Ce groupe d’experts à parcouru les grandes villes de la Belgique (Bruxelles, Anvers, Charleroi, Liège…) afin d’y rencontrer des ONG et des représentants des autorités. Un séjour qui a permis d’établir un rapport sur le racisme, l’afrophobie et autres discriminations dont sont victimes les personnes d’ascendance africaine en Belgique.

« Il semble qu’il y ait un mur du silence sur la colonisation. Afin qu’il y ait une vraie réconciliation et que le processus de décolonisation se poursuive, des excuses de l’Etat belge seraient un premier pas », a fait savoir le groupe.

« Les Belges doivent enfin affronter et reconnaître le rôle joué par le roi Léopold II et la Belgique dans la colonisation et son impact à long terme », ajoutent ces membres des Nations unies.

Pour l’ONU, le travail de mémoire sur le passé colonial de la Belgique et les violences commises n’a donc pas été réalisé, ou s’avère insuffisant.

Les rapporteurs de l’étude critiquent notamment les programmes scolaires qui « ne reflètent pas de manière adéquate l’histoire de la colonisation ».

Ainsi, 74 points importants sont mentionnés à l’encontre de la Belgique. Un rapport qui fait polémique dans la sphère politique depuis une dizaine de jours.
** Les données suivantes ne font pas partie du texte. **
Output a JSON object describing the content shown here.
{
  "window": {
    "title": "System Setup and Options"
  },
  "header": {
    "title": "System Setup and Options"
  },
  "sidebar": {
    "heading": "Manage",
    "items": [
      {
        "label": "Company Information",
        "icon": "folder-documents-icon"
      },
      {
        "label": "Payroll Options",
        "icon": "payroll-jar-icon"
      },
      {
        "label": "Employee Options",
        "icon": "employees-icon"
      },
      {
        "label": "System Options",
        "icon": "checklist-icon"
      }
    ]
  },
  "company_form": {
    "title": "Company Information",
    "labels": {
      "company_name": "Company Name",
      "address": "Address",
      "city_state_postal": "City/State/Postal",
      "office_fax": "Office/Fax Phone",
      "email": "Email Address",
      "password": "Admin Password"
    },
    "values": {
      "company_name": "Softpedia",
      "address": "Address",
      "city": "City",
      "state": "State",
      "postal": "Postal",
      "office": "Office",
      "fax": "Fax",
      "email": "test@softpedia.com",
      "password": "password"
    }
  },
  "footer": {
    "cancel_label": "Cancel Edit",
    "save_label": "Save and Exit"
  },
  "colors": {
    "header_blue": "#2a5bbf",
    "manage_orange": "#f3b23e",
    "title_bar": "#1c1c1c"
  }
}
Charles Michel, le Premier ministre centriste, parle d’un « rapport étrange » et attend la version définitive du rapport qui devrait paraître en septembre 2019. Le Palais royal n’a quant à lui pas encore fait de commentaires.

La Belgique avait voulu s’emparer du sujet de la décolonisation, en rénovant notamment son Musée royal d’Afrique centrale. En décembre, le musée avait réouvert et a été renommé « Africa Museum », disant apporter une vision « contemporaine et décolonisée de l’Afrique ».

Mais le rapport des Nations unies estime que ce musée comporte toujours des représentations racistes et offensantes. Il demande à ce celui-ci apporte « des explications détaillées et un contexte permettant d’informer et d’éduquer les visiteurs sur l’histoire coloniale de la Belgique et son exploitation de l’Afrique ».

Ainsi, Dominique Ray, une des expertes de l’ONU appelle à un vrai « Wake up call » (un réveil) en Belgique sur ces questions.